Thought Leader Interview: Jim Rickabaugh
Jim Rickabaugh, Director of the Institute @ CESA #1, shared with me their region’s journey for the Personalized Learning Initiative. Southeastern Wisconsin is mobilizing as a region to transform public education through personalized learning for all students.
The Institute @ CESA #1 was established to work with 45 member school districts on a unique regional approach to transform public education in Southeastern Wisconsin into a system that is student-centered and personalized for each learner.
Almost three years ago, a group of superintendents in CESA 1 (Southeaster Wisconsin) discussed the combination of tight money, schools being blamed for things out of their control, and accountability that didn’t seem to make a difference. They all agreed “there’s got to be a better way.”
Jim Rickabaugh explained, “It seems like we were dismantling the systems we were charged to protect and the children we were supposed to develop.
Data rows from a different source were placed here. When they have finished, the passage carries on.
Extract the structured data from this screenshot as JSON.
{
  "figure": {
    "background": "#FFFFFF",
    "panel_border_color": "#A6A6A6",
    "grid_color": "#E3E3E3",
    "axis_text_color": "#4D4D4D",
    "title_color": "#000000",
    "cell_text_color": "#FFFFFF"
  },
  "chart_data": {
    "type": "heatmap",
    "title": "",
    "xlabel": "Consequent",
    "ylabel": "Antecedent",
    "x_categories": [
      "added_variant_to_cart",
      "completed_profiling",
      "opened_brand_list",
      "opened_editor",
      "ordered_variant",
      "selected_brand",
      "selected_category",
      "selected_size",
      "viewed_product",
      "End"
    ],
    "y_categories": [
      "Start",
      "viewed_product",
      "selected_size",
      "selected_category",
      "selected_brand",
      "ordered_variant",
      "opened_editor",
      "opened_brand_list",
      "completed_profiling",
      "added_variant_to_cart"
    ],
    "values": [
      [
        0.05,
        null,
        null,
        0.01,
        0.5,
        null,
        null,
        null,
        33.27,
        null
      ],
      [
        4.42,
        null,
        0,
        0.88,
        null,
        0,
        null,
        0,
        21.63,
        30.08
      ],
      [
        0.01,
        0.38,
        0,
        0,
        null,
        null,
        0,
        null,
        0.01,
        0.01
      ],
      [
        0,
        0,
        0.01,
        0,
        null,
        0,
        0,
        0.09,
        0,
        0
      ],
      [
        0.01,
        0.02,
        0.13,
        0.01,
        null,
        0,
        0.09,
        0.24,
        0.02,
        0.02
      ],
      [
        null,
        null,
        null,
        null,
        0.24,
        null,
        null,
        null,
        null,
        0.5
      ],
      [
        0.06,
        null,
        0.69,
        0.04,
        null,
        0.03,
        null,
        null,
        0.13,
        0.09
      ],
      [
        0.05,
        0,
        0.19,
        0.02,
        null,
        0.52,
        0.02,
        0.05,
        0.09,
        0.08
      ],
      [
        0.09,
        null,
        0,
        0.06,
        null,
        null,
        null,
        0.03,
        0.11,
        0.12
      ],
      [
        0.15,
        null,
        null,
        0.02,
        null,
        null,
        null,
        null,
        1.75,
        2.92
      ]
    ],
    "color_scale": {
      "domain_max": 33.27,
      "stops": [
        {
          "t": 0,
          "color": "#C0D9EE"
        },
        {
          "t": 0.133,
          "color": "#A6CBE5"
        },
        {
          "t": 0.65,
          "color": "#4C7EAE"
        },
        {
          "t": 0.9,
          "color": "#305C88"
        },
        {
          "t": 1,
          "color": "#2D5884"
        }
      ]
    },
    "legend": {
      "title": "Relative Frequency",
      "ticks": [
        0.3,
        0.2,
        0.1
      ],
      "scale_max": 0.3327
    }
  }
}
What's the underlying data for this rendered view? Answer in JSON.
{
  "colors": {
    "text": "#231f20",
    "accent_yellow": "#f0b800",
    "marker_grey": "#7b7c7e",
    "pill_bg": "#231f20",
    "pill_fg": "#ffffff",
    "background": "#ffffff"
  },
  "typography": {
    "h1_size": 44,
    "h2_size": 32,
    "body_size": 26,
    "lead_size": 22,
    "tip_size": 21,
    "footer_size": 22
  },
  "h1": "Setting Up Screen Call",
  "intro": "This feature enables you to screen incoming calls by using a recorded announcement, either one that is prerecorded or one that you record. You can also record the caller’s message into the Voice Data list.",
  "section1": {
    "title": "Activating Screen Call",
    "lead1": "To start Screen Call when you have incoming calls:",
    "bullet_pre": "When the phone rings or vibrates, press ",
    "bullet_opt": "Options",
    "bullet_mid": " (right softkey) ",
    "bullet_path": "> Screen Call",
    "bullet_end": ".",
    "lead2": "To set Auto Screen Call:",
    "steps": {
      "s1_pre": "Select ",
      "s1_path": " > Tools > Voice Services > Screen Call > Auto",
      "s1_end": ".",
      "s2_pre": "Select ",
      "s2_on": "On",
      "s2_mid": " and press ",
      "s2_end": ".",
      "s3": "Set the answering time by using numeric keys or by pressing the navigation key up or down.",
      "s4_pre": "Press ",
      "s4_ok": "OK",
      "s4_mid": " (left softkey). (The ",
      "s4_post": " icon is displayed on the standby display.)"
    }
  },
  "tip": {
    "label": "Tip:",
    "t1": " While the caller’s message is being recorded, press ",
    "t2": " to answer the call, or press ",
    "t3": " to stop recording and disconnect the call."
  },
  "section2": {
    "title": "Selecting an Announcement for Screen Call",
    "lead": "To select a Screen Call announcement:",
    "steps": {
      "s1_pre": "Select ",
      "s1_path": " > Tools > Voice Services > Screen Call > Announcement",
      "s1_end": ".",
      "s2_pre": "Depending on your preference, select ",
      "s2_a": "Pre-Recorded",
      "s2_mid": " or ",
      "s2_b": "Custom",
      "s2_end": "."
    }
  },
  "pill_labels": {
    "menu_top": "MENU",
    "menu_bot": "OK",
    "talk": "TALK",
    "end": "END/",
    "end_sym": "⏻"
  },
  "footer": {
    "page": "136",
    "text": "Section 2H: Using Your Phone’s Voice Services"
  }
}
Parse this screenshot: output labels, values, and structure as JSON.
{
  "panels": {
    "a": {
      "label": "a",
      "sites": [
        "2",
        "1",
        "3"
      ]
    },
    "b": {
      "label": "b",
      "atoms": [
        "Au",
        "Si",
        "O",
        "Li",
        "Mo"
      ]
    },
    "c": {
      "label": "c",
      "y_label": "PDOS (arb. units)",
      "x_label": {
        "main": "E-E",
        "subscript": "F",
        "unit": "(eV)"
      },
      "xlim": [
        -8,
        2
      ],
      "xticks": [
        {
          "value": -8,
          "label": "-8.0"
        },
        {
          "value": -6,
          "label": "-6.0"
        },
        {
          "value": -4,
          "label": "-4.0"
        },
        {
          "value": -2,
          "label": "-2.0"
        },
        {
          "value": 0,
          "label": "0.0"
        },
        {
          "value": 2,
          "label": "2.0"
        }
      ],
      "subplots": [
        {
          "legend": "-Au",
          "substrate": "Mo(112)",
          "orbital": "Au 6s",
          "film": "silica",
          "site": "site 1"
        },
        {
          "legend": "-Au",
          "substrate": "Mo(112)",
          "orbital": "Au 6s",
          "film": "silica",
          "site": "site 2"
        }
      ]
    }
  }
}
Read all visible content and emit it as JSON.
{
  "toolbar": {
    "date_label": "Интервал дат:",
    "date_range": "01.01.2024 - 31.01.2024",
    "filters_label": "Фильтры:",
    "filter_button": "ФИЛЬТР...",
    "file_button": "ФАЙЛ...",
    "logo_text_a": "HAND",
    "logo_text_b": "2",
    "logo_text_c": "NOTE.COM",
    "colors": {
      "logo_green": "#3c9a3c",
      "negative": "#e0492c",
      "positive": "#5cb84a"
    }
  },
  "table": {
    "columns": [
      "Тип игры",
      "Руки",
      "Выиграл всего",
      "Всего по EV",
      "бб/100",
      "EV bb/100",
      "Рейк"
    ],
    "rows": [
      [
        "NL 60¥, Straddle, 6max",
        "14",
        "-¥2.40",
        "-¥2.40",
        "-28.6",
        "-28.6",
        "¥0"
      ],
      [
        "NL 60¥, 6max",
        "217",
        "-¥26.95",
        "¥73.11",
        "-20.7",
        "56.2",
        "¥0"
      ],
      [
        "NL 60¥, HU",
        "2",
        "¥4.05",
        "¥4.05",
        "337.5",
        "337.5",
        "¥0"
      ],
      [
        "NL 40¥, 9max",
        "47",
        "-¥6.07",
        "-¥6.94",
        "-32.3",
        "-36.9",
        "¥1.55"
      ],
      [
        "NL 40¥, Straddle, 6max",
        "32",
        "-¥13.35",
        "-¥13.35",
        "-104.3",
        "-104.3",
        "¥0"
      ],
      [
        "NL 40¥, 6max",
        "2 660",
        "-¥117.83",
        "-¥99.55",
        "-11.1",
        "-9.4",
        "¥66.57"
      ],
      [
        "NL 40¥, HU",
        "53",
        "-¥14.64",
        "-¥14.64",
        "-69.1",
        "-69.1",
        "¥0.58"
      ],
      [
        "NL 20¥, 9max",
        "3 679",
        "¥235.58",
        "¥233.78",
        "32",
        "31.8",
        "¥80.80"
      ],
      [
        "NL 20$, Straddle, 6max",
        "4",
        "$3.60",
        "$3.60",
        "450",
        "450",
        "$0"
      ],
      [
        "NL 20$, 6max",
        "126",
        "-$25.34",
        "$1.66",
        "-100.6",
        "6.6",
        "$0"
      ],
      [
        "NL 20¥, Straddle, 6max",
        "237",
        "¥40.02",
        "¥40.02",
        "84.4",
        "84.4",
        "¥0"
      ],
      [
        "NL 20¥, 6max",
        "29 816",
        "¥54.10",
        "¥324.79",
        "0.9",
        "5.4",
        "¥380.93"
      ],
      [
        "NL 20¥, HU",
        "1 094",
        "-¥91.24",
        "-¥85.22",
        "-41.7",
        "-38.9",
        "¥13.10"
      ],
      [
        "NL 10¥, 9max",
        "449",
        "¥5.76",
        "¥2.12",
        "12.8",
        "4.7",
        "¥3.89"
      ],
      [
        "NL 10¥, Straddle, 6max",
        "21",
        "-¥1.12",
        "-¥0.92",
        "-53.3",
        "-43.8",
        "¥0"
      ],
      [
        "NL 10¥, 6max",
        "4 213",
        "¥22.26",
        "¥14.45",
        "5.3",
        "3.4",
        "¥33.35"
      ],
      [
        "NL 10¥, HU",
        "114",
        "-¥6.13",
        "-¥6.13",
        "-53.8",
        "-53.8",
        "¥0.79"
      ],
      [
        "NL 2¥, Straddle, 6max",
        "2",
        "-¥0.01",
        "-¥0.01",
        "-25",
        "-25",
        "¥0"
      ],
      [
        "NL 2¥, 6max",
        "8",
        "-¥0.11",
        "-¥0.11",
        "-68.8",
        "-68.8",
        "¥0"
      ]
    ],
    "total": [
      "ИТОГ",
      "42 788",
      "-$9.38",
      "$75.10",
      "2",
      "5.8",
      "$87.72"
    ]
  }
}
We then started on a journey on what could be done with a system.”
Turning from victim to action – we have to save our system.
They did a lot of research and concluded:
- That the system we have educating our children is not designed to do what we need to do for our children. Our teachers are working harder than ever. It is a design problem.
- As tight as money seems, there is a lot of money, yet it is tied up in a system that does not allow for flexibility.
“We wrote a white paper that laid out the arguments that gave us hope how a system can be redesigned instead of reform work tweaking the old system. Our initial inclination that the cavalry was not going to save us. The states are so tied to national accountability programs.”
Excerpts adapted from the Institute @ CESA #1 blog:
When significant changes are made to learning and teaching, the roles of students and teachers change. Organizations feel pressure as new ways of learning “bump up” against existing structures such as schedule, calendar, student groupings or grading practices. Stakeholders involved in personalized learning clamor for the flexibility necessary to truly transform public education into a student-centered environment. Conversations about changing existing structures then begin to take place.
These conversations may be difficult because changes to the status quo can be uncomfortable for those involved. However, because the models of innovation were fully explored and tested in the first two phases of change, a solid foundation has been laid. Those involved understand that structural changes are necessary in order to make the vision of getting learning right for all students a reality.
Generally it is after structural issues have been addressed that policies are changed, since the strength and purpose of policy is to stabilize a system and practices. In this last phase we will see an innovative system, fully transformed. To help frame the work, the Institute has developed a change strategy to guide our districts as they participate in the Personalized Learning Initiative, based on our honeycomb model. This strategy is based on change in three areas: learning and teaching, relationships and roles; and structures and policies, to be addressed in three subsequent phases.
The model started with the honeycomb system with a variety of iterations where they invited small teams, designed seminars, and developed informal coaching with rubrics and tools to think about the work. There were 3 waves. Wave 1 started with 10 projects. Each group pulled pieces of the model together to take partial parts of the honeycomb. They are now on Wave 3.
They created a virtual conference center for districts to collaborate around similar work, on demand video or audio conferencing, collaborative work on documents, face-to-face opportunities, and hosted convenings all around Personalized Learning.
Thank you Jim Rickabaugh! We will be following you and looking forward to sharing the stories from your region and the Institute @ CESA #1.